La question porte sur le fait de " douter de tout ", soit sur le fait de remettre en question tout ce que l'on pouvait tenir jusqu'alors pour assuré. Un tel doute peut-être spontané ; il résulte alors d'une hésitation de l'esprit en présence de ce qui s'offre à lui sous les apparences, incertaines, de la vérité. Mais il peut aussi être méthodique, c'est-à-dire volontaire et systématique, comme c'est le cas chez Descartes.

Demander si l'on peut douter de tout conduit à soulever deux questions distinctes : il faut se demander si cela est possible, mais aussi si l'on est en droit de le faire, si cela est légitime.

Dès lors, la question qui se pose est de savoir s'il est possible et si l'on a le droit de rejeter toute certitude, de remettre en question l'intégralité de ce que l'on serait tenté d'admettre pour vrai sans l'avoir préalablement examiné de fond en comble.

 

Pour pouvoir poser une telle question, il est nécessaire d'admettre au préalable que l'homme ait matière à douter, conviction qui constitue le présupposé conceptuel de notre interrogation, et aussi qu'il soit envisageable que l'on puisse ne pas douter de tout, en présupposant culturellement la difficulté de l'entreprise cartésienne.

 

Au-delà d'elle-même cette question conduit à voir si nos certitudes sont fondées et si l'on ne ferait pas bien d'en douter et de les remettre ainsi en cause.

 

Tout cela va alors nous entraîner à nous poser deux questions essentielles pour trouver réponse à notre interrogation : qu'est ce qui pourrait nous amener à douter de tout ? Et un tel doute, systématique, peut-il nous être bénéfique ?

 

 

Est-il possible que, ne faisant l'expérience d'aucune certitude, on soit amené à douter de tout ?

 

La célèbre thèse " cogito ergo sum ", je pense donc je suis, que l'on trouve chez Augustin, Avicenne et Descartes, révèle que la seule certitude, sur laquelle doivent être fondées toutes nos convictions, porte sur notre propre existence de sujet pensant.
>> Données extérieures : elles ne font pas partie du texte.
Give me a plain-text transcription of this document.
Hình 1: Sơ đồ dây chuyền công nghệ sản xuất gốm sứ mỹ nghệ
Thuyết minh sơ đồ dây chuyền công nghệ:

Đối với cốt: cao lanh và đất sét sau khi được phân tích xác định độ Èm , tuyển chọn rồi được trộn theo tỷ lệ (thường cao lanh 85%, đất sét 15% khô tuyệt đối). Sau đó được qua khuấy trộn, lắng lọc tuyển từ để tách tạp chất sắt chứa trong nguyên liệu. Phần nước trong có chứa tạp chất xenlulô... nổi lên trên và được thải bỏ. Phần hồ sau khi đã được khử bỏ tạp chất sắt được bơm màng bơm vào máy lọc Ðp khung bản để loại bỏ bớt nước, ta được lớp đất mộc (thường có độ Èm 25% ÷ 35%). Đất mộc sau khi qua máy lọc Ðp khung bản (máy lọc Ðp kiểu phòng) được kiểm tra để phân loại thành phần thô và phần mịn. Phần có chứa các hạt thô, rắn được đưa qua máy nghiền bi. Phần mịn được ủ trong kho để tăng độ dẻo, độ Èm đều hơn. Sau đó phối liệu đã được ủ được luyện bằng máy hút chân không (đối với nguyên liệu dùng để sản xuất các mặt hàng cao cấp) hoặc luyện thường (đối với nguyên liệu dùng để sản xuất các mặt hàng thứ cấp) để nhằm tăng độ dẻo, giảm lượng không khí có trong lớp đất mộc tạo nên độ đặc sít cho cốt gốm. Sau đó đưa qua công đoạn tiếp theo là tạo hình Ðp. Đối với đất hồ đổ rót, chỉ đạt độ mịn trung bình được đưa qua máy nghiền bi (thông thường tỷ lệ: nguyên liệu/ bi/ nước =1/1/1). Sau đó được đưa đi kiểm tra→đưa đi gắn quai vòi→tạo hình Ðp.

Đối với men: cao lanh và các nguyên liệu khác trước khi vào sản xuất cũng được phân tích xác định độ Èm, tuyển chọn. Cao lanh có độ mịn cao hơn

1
Ce cogito se présente comme une vérité indubitable, car pour que le doute existe, il faut la présence d'une personne qui doute. Ce doute suppose en effet la pensée qu'il a pour effet de révéler à elle-même. On arrive ainsi à la conclusion que, au coeur même du doute, se trouve à l'oeuvre une personne existante qui pense. Cette vérité ne peut donc pas être remise en cause par le doute si radical soit-il ! Reconnaissons toutefois qu'elle a été obtenue de haute lutte, grâce à l'exercice du doute lui-même.

Pour d'autres penseurs, tels que Pascal et Kierkegaard, la foi exclut le doute comme stade révolu; elle en constitue le dépassement, dans un " saut ", selon l'expression de Kierkegaard, qu'autorise une confiance absolue dans l'Etre en qui s'originent nos vies et notre pensée, Dieu.
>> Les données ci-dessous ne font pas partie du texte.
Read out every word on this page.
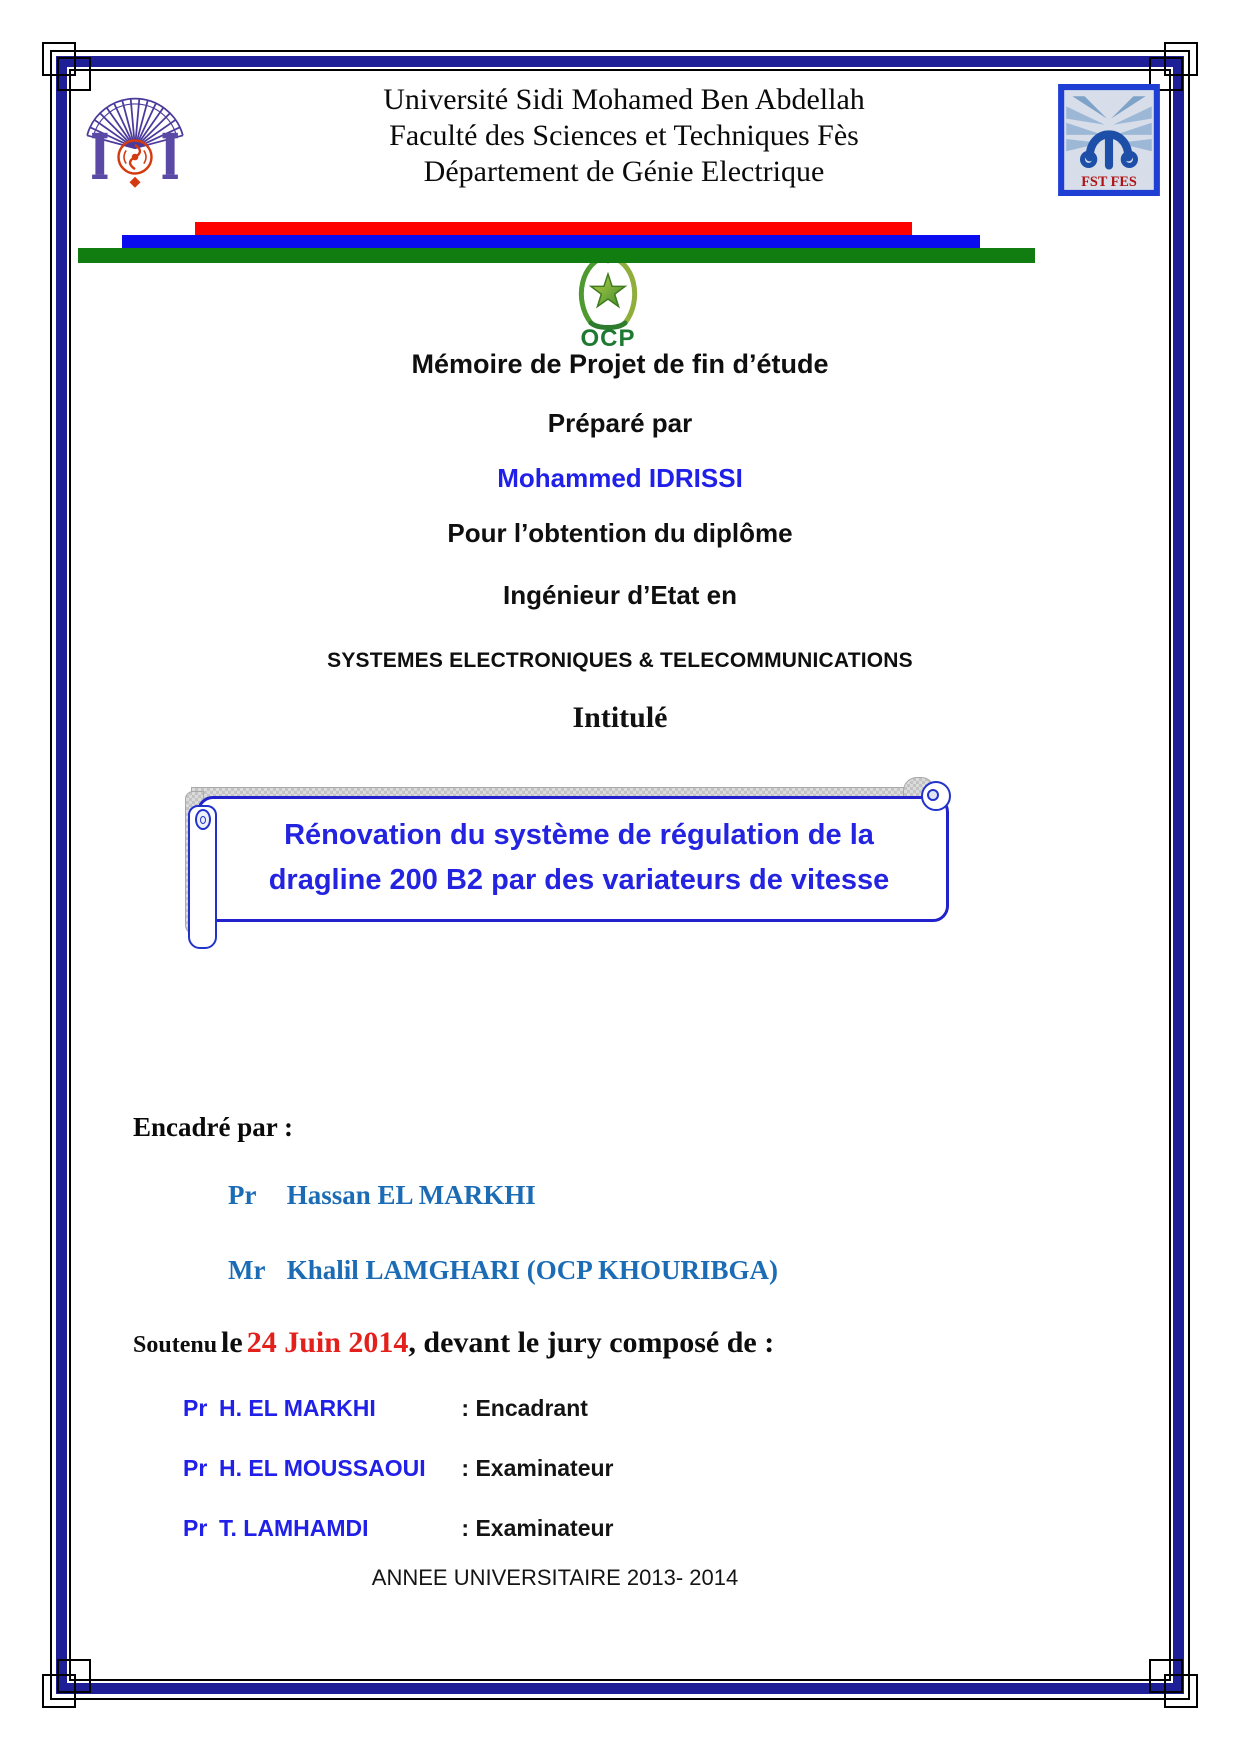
Université Sidi Mohamed Ben Abdellah
Faculté des Sciences et Techniques Fès
Département de Génie Electrique	FST FES
OCP
Mémoire de Projet de fin d’étude
Préparé par
Mohammed IDRISSI
Pour l’obtention du diplôme
Ingénieur d’Etat en
SYSTEMES ELECTRONIQUES & TELECOMMUNICATIONS
Intitulé
Rénovation du système de régulation de la
dragline 200 B2 par des variateurs de vitesse
Encadré par :
Pr Hassan EL MARKHI
Mr Khalil LAMGHARI (OCP KHOURIBGA)
Soutenu le 24 Juin 2014, devant le jury composé de :
Pr H. EL MARKHI	: Encadrant
Pr H. EL MOUSSAOUI : Examinateur
Pr T. LAMHAMDI	: Examinateur
ANNEE UNIVERSITAIRE 2013- 2014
Reste que la foi suppose souvent la mise en doute des opinions antérieures comme condition préalable à l'énoncé d'une affirmation authentique. Par exemple, même si l'on admet l'existence de Dieu, il faut néanmoins sinon remettre en cause la parole des Apôtres du moins le langage de la Bible qui les rapportent, dont le sens ne saurait être établi sans un sérieux effort critique.

Nous pouvons donc dire que même les choses indubitables nécessitent de passer par l'épreuve du doute avant une complète acceptation.

 

Enfant, au cours de l'apprentissage de la vie, nous assimilons toutes les croyances, préjugés, erreurs et vérités confondues, que l'on nous impose, sans jamais vraiment y réfléchir, ni chercher à savoir si tout cela est fondé. Par exemple, les notions de bien et de mal nous sont inculquées par nos parents, et nous les acceptons sans remise en question par notre raison, elle-même manquant encore de la maturité nécessaire pour y introduire le doute. Une fois adulte, nous sommes donc incapables de juger de leurs véritables valeurs, et nous restons comme pris au piège par ces principes auxquels nous adhérons en les croyant vrais.

Dès lors, comment nous serait-il possible de douter des principes sur lesquels reposent toutes nos opinions, comme, par exemple, la nécessité de réussir ses études pour réussir dans la vie. En grandissant et en prenant conscience de cet état de fait, une remise en cause de l'ensemble de nos opinions et de nos jugements pourrait alors nous apparaître nécessaire. Soumettre toutes nos prétendues vérités à l'épreuve du doute n'est-il pas le meilleur moyen de parvenir à mettre en évidence ce qui ne pourrait être contesté ?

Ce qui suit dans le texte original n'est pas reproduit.